Obviously, we won’t be acting wholly in isolation. The EU has committed itself to a measure of decarbonisation, as has Joe Biden’s America. Then again, as Donald Trump once put it, with characteristic bluntness: “Look at China, how filthy it is! Look at Russia, look at India: it’s filthy, the air is filthy!”
China is the world’s biggest polluter, responsible for 28 per cent of carbon emissions. India is third, at seven per cent. Both countries are reluctant to commit to binding targets. Is there much point in pushing ahead without them?
I suppose I ought to add, at this point, that I believe the world is heating, at least partly in response to human activity. If you disagree, fine. But there is then no point in arguing about targets and international deals. If you fundamentally don’t think there is any problem, we will just go round and round in circles.

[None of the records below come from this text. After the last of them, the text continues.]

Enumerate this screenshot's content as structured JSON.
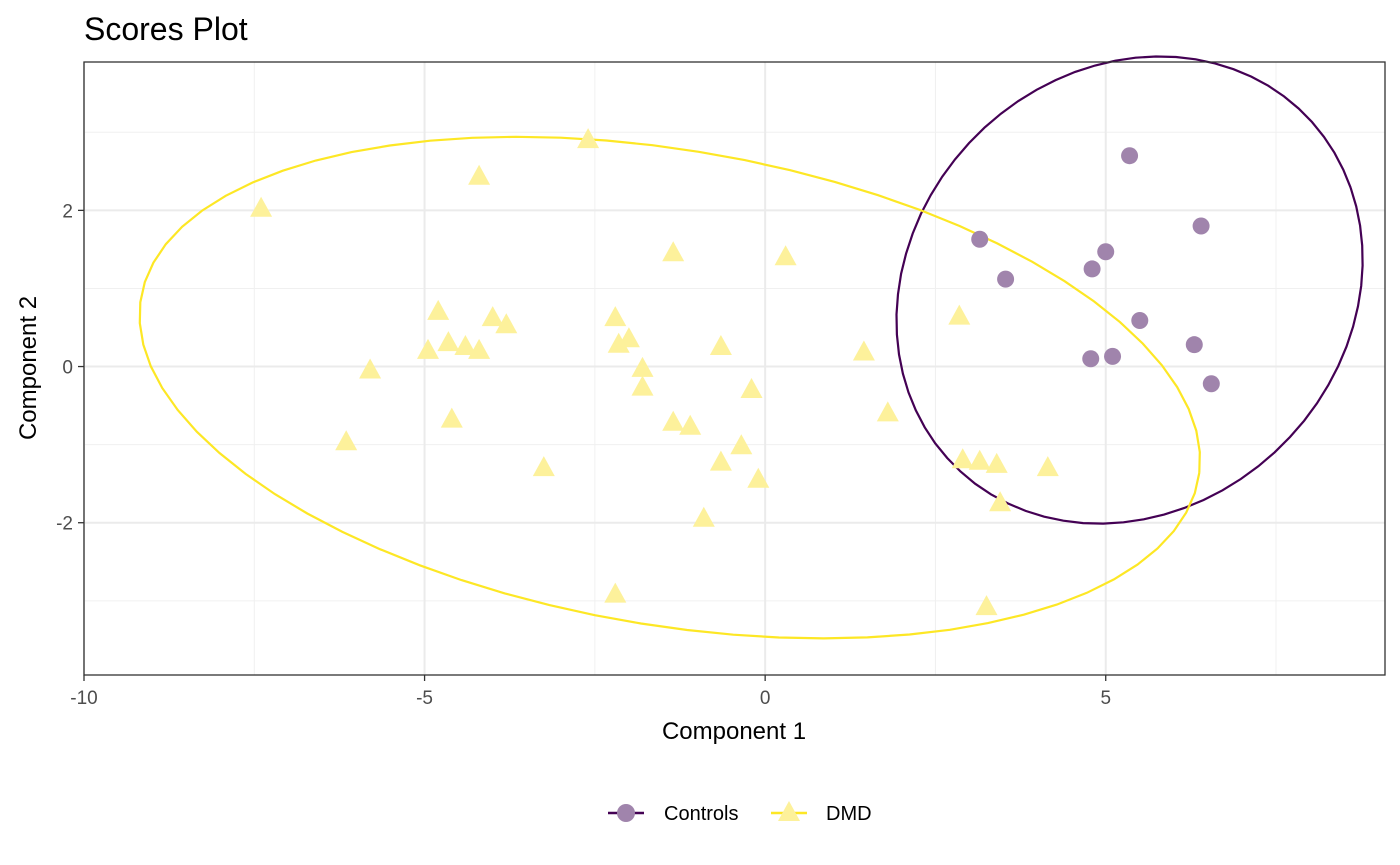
{
  "chart_data": {
    "type": "scatter",
    "title": "Scores Plot",
    "xlabel": "Component 1",
    "ylabel": "Component 2",
    "xlim": [
      -10,
      9.1
    ],
    "ylim": [
      -3.95,
      3.9
    ],
    "x_ticks": [
      -10,
      -5,
      0,
      5
    ],
    "x_tick_labels": [
      "-10",
      "-5",
      "0",
      "5"
    ],
    "y_ticks": [
      -2,
      0,
      2
    ],
    "y_tick_labels": [
      "-2",
      "0",
      "2"
    ],
    "grid": true,
    "legend_position": "bottom",
    "series": [
      {
        "name": "Controls",
        "marker": "circle",
        "color": "#440154",
        "point_color": "#a084ac",
        "points": [
          [
            5.35,
            2.7
          ],
          [
            6.4,
            1.8
          ],
          [
            3.15,
            1.63
          ],
          [
            5.0,
            1.47
          ],
          [
            4.8,
            1.25
          ],
          [
            3.53,
            1.12
          ],
          [
            5.5,
            0.59
          ],
          [
            6.3,
            0.28
          ],
          [
            5.1,
            0.13
          ],
          [
            4.78,
            0.1
          ],
          [
            6.55,
            -0.22
          ]
        ],
        "ellipse": {
          "center": [
            5.35,
            0.98
          ],
          "semi_major": 3.5,
          "semi_minor": 2.9,
          "angle_deg": 22
        }
      },
      {
        "name": "DMD",
        "marker": "triangle",
        "color": "#fde725",
        "point_color": "#fdf19b",
        "points": [
          [
            -2.6,
            2.9
          ],
          [
            -4.2,
            2.43
          ],
          [
            -7.4,
            2.02
          ],
          [
            -1.35,
            1.45
          ],
          [
            0.3,
            1.4
          ],
          [
            -4.8,
            0.7
          ],
          [
            -4.0,
            0.62
          ],
          [
            -3.8,
            0.53
          ],
          [
            -2.2,
            0.62
          ],
          [
            -2.0,
            0.35
          ],
          [
            -4.65,
            0.3
          ],
          [
            -2.15,
            0.28
          ],
          [
            -4.4,
            0.25
          ],
          [
            -0.65,
            0.25
          ],
          [
            -4.95,
            0.2
          ],
          [
            -4.2,
            0.2
          ],
          [
            1.45,
            0.18
          ],
          [
            2.85,
            0.64
          ],
          [
            -5.8,
            -0.05
          ],
          [
            -1.8,
            -0.03
          ],
          [
            -1.8,
            -0.27
          ],
          [
            -0.2,
            -0.3
          ],
          [
            1.8,
            -0.6
          ],
          [
            -4.6,
            -0.68
          ],
          [
            -1.35,
            -0.72
          ],
          [
            -1.1,
            -0.77
          ],
          [
            -6.15,
            -0.97
          ],
          [
            -0.35,
            -1.02
          ],
          [
            2.9,
            -1.2
          ],
          [
            3.15,
            -1.22
          ],
          [
            -0.65,
            -1.23
          ],
          [
            3.4,
            -1.26
          ],
          [
            -3.25,
            -1.3
          ],
          [
            4.15,
            -1.3
          ],
          [
            -0.1,
            -1.45
          ],
          [
            3.45,
            -1.75
          ],
          [
            -0.9,
            -1.95
          ],
          [
            -2.2,
            -2.92
          ],
          [
            3.25,
            -3.08
          ]
        ],
        "ellipse": {
          "center": [
            -1.4,
            -0.27
          ],
          "semi_major": 7.85,
          "semi_minor": 3.05,
          "angle_deg": -8
        }
      }
    ]
  }
}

If, on the other hand, you see a problem, the question becomes how to tackle it affordably and proportionately. Our aim should be to harness the genius of the private sector – to use inventions like that hydrogen motor – so as to minimise extra spending and extra bureaucracy.
It is fair enough to argue that someone needs to make the first move. It is fair enough, too, to point out that the whole world should not hang back simply because two or three states won’t join in. The question is one of proportionality.

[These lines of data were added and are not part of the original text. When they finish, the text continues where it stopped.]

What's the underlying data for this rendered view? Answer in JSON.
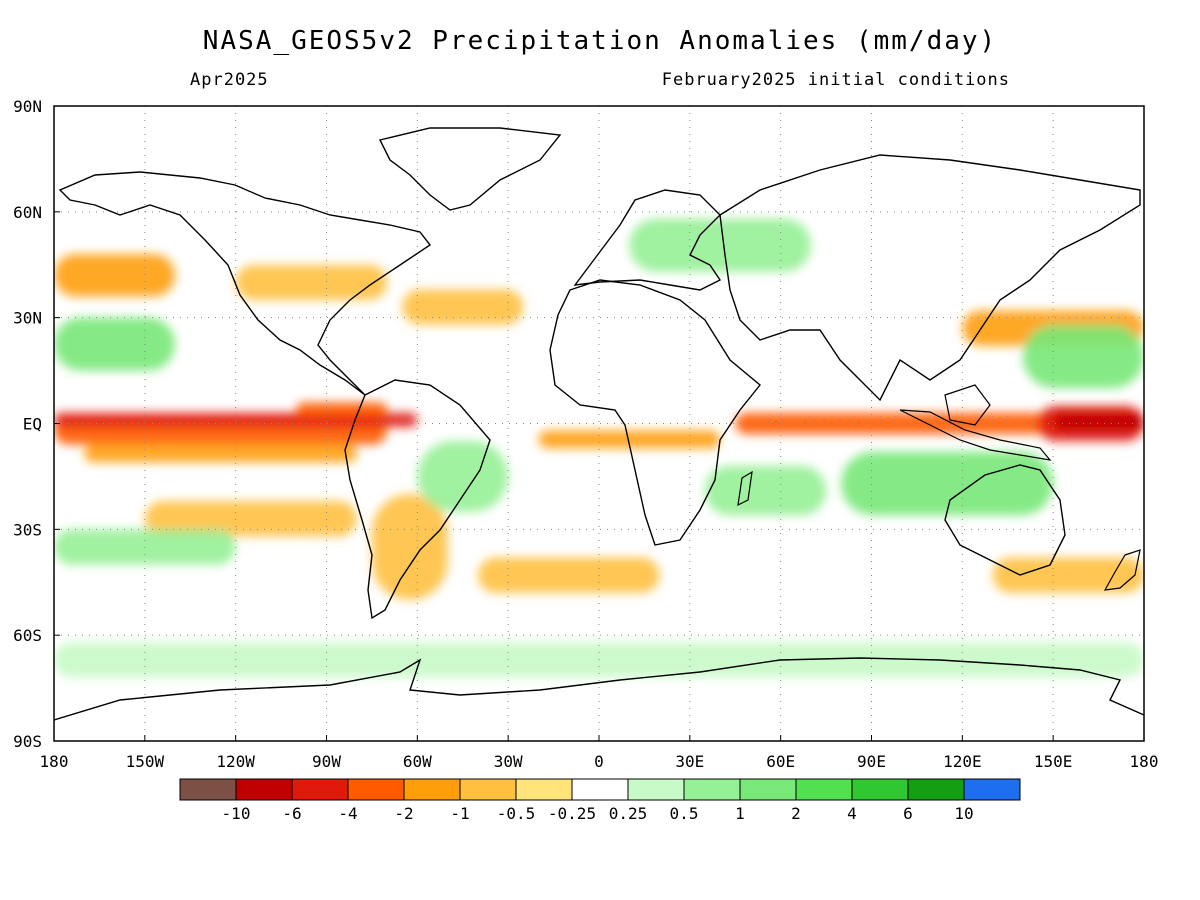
{
  "title": "NASA_GEOS5v2 Precipitation Anomalies (mm/day)",
  "subtitle_left": "Apr2025",
  "subtitle_right": "February2025 initial conditions",
  "axes": {
    "lat_ticks": [
      "90N",
      "60N",
      "30N",
      "EQ",
      "30S",
      "60S",
      "90S"
    ],
    "lon_ticks": [
      "180",
      "150W",
      "120W",
      "90W",
      "60W",
      "30W",
      "0",
      "30E",
      "60E",
      "90E",
      "120E",
      "150E",
      "180"
    ]
  },
  "colorbar": {
    "labels": [
      "-10",
      "-6",
      "-4",
      "-2",
      "-1",
      "-0.5",
      "-0.25",
      "0.25",
      "0.5",
      "1",
      "2",
      "4",
      "6",
      "10"
    ],
    "colors": [
      "#7d5046",
      "#c00000",
      "#e01a0a",
      "#ff5a00",
      "#ff9e0a",
      "#ffc040",
      "#ffe47a",
      "#ffffff",
      "#c8fac8",
      "#96f096",
      "#78e878",
      "#50e050",
      "#30c830",
      "#12a012",
      "#1e6ef0"
    ]
  },
  "chart_data": {
    "type": "heatmap",
    "title": "NASA_GEOS5v2 Precipitation Anomalies (mm/day)",
    "x_range": [
      -180,
      180
    ],
    "y_range": [
      -90,
      90
    ],
    "features": [
      {
        "lon": -180,
        "lat": 2,
        "w": 110,
        "h": 8,
        "level": 3
      },
      {
        "lon": -180,
        "lat": 3,
        "w": 120,
        "h": 4,
        "level": 2
      },
      {
        "lon": -170,
        "lat": -6,
        "w": 90,
        "h": 5,
        "level": 4
      },
      {
        "lon": -100,
        "lat": 6,
        "w": 30,
        "h": 4,
        "level": 3
      },
      {
        "lon": 45,
        "lat": 3,
        "w": 110,
        "h": 6,
        "level": 3
      },
      {
        "lon": 145,
        "lat": 5,
        "w": 35,
        "h": 10,
        "level": 2
      },
      {
        "lon": 150,
        "lat": 3,
        "w": 30,
        "h": 5,
        "level": 1
      },
      {
        "lon": -20,
        "lat": -2,
        "w": 60,
        "h": 5,
        "level": 4
      },
      {
        "lon": -180,
        "lat": 48,
        "w": 40,
        "h": 12,
        "level": 4
      },
      {
        "lon": -120,
        "lat": 45,
        "w": 50,
        "h": 10,
        "level": 5
      },
      {
        "lon": -65,
        "lat": 38,
        "w": 40,
        "h": 10,
        "level": 5
      },
      {
        "lon": -150,
        "lat": -22,
        "w": 70,
        "h": 10,
        "level": 5
      },
      {
        "lon": -75,
        "lat": -20,
        "w": 25,
        "h": 30,
        "level": 5
      },
      {
        "lon": -40,
        "lat": -38,
        "w": 60,
        "h": 10,
        "level": 5
      },
      {
        "lon": 120,
        "lat": 32,
        "w": 60,
        "h": 10,
        "level": 4
      },
      {
        "lon": 130,
        "lat": -38,
        "w": 50,
        "h": 10,
        "level": 5
      },
      {
        "lon": -180,
        "lat": 30,
        "w": 40,
        "h": 15,
        "level": 10
      },
      {
        "lon": 140,
        "lat": 28,
        "w": 40,
        "h": 18,
        "level": 10
      },
      {
        "lon": 80,
        "lat": -8,
        "w": 70,
        "h": 18,
        "level": 10
      },
      {
        "lon": 35,
        "lat": -12,
        "w": 40,
        "h": 14,
        "level": 9
      },
      {
        "lon": -180,
        "lat": -62,
        "w": 360,
        "h": 10,
        "level": 8
      },
      {
        "lon": -60,
        "lat": -5,
        "w": 30,
        "h": 20,
        "level": 9
      },
      {
        "lon": 10,
        "lat": 58,
        "w": 60,
        "h": 15,
        "level": 9
      },
      {
        "lon": -180,
        "lat": -30,
        "w": 60,
        "h": 10,
        "level": 9
      }
    ]
  }
}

It is here that my doubts arise. The commitments we have made go beyond most of our competitors’. The EU and the United States lag behind us, though not by much. Canada, Australia and Japan lag a bit further. China talks vaguely of peaking around 2030. A clutch of states – Russia, Turkey, Saudi Arabia – are barely bothering to go through the motions.

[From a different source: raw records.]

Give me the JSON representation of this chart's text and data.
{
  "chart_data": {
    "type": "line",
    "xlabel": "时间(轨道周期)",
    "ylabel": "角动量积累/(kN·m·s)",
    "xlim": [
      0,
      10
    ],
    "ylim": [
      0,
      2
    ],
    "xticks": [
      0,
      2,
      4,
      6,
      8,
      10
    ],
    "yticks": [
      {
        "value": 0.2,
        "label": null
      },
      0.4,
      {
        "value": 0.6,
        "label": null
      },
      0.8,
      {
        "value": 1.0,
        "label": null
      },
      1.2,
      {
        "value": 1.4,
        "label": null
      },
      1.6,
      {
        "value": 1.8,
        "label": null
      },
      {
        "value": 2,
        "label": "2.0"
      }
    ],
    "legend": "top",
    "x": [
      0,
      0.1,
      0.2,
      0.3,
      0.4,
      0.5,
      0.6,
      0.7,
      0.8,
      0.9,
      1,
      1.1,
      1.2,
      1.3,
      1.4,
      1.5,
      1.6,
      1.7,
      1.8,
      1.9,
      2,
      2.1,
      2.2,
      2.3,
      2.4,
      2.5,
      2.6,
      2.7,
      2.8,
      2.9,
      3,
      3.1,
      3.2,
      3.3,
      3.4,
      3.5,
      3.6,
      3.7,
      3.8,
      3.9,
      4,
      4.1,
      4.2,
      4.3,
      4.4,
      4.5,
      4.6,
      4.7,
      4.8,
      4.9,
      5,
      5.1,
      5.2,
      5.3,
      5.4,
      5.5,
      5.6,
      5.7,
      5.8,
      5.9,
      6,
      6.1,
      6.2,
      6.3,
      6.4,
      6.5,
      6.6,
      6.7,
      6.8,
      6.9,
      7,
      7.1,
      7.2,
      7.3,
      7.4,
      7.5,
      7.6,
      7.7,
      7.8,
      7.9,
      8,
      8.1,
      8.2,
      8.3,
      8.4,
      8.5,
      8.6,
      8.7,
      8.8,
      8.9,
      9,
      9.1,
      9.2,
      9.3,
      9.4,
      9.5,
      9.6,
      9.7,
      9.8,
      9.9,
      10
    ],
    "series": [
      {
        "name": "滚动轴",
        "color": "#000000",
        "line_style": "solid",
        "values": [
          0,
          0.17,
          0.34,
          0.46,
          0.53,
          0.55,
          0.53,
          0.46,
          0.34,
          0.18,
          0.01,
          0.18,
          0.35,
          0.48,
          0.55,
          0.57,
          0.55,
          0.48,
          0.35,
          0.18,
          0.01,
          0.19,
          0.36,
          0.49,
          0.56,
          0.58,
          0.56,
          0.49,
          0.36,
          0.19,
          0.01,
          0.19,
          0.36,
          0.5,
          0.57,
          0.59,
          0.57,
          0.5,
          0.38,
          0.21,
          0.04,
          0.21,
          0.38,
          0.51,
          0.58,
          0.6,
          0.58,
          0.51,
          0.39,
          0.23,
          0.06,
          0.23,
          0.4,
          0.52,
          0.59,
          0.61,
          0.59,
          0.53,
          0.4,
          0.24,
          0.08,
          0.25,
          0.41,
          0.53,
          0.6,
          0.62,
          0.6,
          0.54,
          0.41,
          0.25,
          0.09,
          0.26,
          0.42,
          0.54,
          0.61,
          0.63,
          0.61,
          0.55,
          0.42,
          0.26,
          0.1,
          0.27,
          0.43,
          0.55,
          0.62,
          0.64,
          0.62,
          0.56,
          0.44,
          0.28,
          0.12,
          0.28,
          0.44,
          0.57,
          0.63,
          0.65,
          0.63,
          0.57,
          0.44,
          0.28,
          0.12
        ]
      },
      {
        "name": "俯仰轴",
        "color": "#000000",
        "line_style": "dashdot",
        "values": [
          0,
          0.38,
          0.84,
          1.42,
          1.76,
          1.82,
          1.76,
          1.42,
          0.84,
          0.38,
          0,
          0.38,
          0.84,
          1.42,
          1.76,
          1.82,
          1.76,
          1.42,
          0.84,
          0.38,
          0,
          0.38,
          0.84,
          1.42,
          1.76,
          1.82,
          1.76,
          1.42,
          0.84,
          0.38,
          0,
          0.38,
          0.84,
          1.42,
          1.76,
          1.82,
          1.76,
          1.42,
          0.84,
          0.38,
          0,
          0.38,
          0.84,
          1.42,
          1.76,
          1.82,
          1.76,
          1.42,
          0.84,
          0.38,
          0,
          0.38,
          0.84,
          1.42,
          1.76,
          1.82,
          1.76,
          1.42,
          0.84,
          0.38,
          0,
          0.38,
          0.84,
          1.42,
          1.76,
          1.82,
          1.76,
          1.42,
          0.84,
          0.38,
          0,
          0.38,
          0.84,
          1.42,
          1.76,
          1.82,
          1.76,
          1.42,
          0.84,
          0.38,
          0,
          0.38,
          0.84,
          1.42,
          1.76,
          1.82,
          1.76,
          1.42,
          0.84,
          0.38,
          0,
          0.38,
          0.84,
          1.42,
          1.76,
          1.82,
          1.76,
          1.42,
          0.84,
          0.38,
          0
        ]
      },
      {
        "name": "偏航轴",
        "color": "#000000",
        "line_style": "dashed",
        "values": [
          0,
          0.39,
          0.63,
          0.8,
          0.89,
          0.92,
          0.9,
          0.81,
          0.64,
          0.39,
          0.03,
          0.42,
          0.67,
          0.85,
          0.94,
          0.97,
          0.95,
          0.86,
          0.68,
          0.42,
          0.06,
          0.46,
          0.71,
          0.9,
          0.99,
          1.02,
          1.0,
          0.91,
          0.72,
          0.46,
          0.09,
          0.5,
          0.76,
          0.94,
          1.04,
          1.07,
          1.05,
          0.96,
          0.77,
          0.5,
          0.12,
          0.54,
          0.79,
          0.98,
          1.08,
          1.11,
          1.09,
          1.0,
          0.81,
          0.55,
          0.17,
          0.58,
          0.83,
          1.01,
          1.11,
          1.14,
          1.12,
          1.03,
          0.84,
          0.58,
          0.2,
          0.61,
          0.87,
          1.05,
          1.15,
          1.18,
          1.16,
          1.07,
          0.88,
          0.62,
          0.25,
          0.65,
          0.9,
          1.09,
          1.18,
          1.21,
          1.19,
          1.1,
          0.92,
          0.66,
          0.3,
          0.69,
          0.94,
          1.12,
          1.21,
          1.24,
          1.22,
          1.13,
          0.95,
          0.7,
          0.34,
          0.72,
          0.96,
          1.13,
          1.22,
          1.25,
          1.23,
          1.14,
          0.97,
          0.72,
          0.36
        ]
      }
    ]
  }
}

Leading by example is all well and good. Impoverishing yourself in order to make a point, not so much. The danger, as with all government initiatives, is that we reach a critical mass where, even if it becomes clear that the rest of the world isn’t following, a powerful lobby of rent-seekers and eco-corporatists continue to drive the policy for its own sake.
Don’t underestimate how painful the adjustment will be. “Energy is not just another sector of the economy,” the great Matt Ridley points out. “It is the thermodynamic lifeblood of prosperity.” Modern civilisation became possible when falling energy prices released human beings from back-breaking labour. In 1880 a minute’s work would buy four minutes of artificial light. In 1950 it was seven hours of light. By 2000 it was five days.
None of this is to say that we should give up. There will be more breakthroughs like the JCB engine. Batteries should, over time, become cheaper and lighter. New ways might be found to heat houses. We might even happen across a completely new, clean energy source – fusion, say. The cost of climate mitigation, like the cost of adaptation, will fall as technology improves.
All I am asking for is perspective. We need constantly to weigh costs and benefits; to tackle the freeloader dilemma; to consider that innovation might lower prices, and so make calculated postponements rational; to ask whether there are other priorities (in 2020, for example, there was).
We should, in short, approach climate change in a transactional rather than a millenarian spirit, looking for maximum effectiveness rather than seeking to flaunt our piety. Conservatives, of all people, ought to understand that.